As I’ve mentioned previous in “7 Keys to Creating Social Media Strategy for Your Brand”, social proof plays a key factor as a weapon of influence, the challenge for marketers is to earn trust as skepticism remains about how long trust will last.

When it comes to trust and brand loyalty there is no silver bullet, but knowing what value proposition to focus on and how to make adjustments can help marketers to acquire high level of trust over time.

If you truly want to earn the trust of your audience, don’t get sucked into the numbers game.

How many Twitter followers, Facebook fans or Linkedin connections you have on is far less important than how you interact with them.

Instead of concentrating on how many social network participants you have, try instead to gauge success on how engage they are with your brand.

The take away: When it comes to trust, it pays to earn it over time via high targeted more personalized channel that drives engagement and loyalty.

Mass media may reach a wider audience faster but the conversion rate is low and the experience becomes de-personalize.

There is still a place for mass media, but there is growing concerns over the value and ROI in the long run.
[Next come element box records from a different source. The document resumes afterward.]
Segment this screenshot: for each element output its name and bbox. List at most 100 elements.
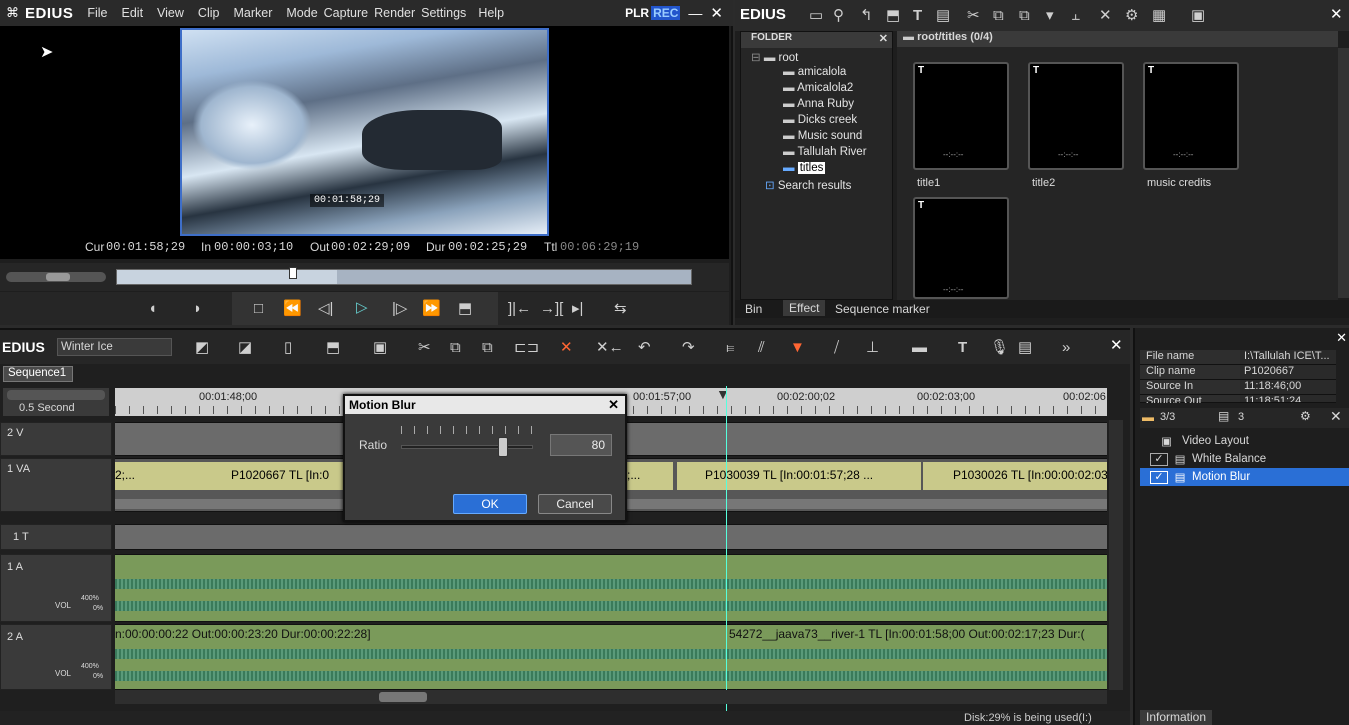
- menu-help[interactable]: Help: [478, 6, 504, 20]
- filter-list-icon[interactable]: ▤: [1218, 409, 1229, 423]
- close-icon[interactable]: ✕: [710, 4, 723, 22]
- info-close-icon[interactable]: ✕: [1336, 330, 1347, 346]
- plr-mode-button[interactable]: PLR: [625, 6, 649, 20]
- new-folder-icon[interactable]: ▭: [809, 8, 823, 23]
- filter-item-video-layout[interactable]: ▣ Video Layout: [1140, 432, 1349, 450]
- track-header-2v[interactable]: 2 V: [0, 422, 112, 456]
- play-loop-icon[interactable]: ⬒: [458, 301, 472, 316]
- play-icon[interactable]: ▷: [356, 300, 368, 315]
- tab-bin[interactable]: Bin: [745, 302, 762, 316]
- menu-render[interactable]: Render: [374, 6, 415, 20]
- ratio-input[interactable]: 80: [550, 434, 612, 456]
- properties-icon[interactable]: ⚙: [1125, 8, 1138, 23]
- stop-icon[interactable]: □: [254, 301, 263, 316]
- video-clip[interactable]: ;...: [625, 462, 673, 490]
- add-clip-icon[interactable]: ⬒: [886, 8, 900, 23]
- bin-settings-icon[interactable]: ▣: [1191, 8, 1205, 23]
- ripple-delete-icon[interactable]: ✕←: [596, 340, 624, 355]
- set-in-icon[interactable]: ◖: [148, 301, 157, 316]
- step-forward-icon[interactable]: |▷: [392, 301, 407, 316]
- bin-scrollbar[interactable]: [1338, 48, 1349, 298]
- split-icon[interactable]: ⫽: [758, 340, 765, 355]
- ok-button[interactable]: OK: [453, 494, 527, 514]
- tree-item-amicalola[interactable]: ▬ amicalola: [741, 66, 892, 82]
- cut-clip-icon[interactable]: ✂: [418, 340, 431, 355]
- view-mode-icon[interactable]: ▦: [1152, 8, 1166, 23]
- fast-forward-icon[interactable]: ⏩: [422, 301, 441, 316]
- filter-item-white-balance[interactable]: ✓ ▤ White Balance: [1140, 450, 1349, 468]
- ripple-icon[interactable]: ⊏⊐: [514, 340, 539, 355]
- zoom-slider[interactable]: [7, 390, 105, 400]
- folder-close-icon[interactable]: ✕: [879, 32, 888, 45]
- minimize-icon[interactable]: —: [688, 5, 702, 21]
- link-icon[interactable]: ▬: [912, 340, 927, 355]
- position-bar[interactable]: [116, 267, 692, 285]
- menu-clip[interactable]: Clip: [198, 6, 220, 20]
- sequence-tab[interactable]: Sequence1: [3, 366, 73, 382]
- print-to-tape-icon[interactable]: ▤: [1018, 340, 1032, 355]
- search-icon[interactable]: ⚲: [833, 8, 844, 23]
- tab-information[interactable]: Information: [1140, 710, 1213, 725]
- paste-icon[interactable]: ⧉: [1019, 8, 1030, 23]
- snap-icon[interactable]: ⫢: [726, 340, 735, 355]
- rewind-icon[interactable]: ⏪: [283, 301, 302, 316]
- menu-mode[interactable]: Mode: [286, 6, 317, 20]
- new-project-icon[interactable]: ▯: [284, 340, 292, 355]
- video-clip[interactable]: 2;... P1020667 TL [In:0: [115, 462, 345, 490]
- more-icon[interactable]: »: [1062, 340, 1070, 355]
- send-to-timeline-icon[interactable]: ⫠: [1071, 8, 1080, 23]
- ratio-slider-handle[interactable]: [498, 437, 508, 457]
- tree-item-anna-ruby[interactable]: ▬ Anna Ruby: [741, 98, 892, 114]
- save-icon[interactable]: ▣: [373, 340, 387, 355]
- step-back-icon[interactable]: ◁|: [318, 301, 333, 316]
- open-sequence-icon[interactable]: ◪: [238, 340, 252, 355]
- lane-1a[interactable]: [115, 554, 1107, 622]
- tree-item-dicks-creek[interactable]: ▬ Dicks creek: [741, 114, 892, 130]
- tree-item-search-results[interactable]: ⊡ Search results: [741, 178, 892, 194]
- title-thumbnail[interactable]: T --:--:--: [913, 62, 1009, 170]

Moving forward companies should focus on shifting towards a customer centric strategy that retains long term customer loyalty as a sustainable competitive advantage.

Unless your brand connects with the customer, your chance of earning trust will be slim.

The role of marketing is only going to become even more important and integrated closely with customer interactions.

Get back to the basics in the context of customer feedback.

It should be more about starting the conversation to understand the customer’s point of view in an holistic effort to co-create value that defines your brand strategy.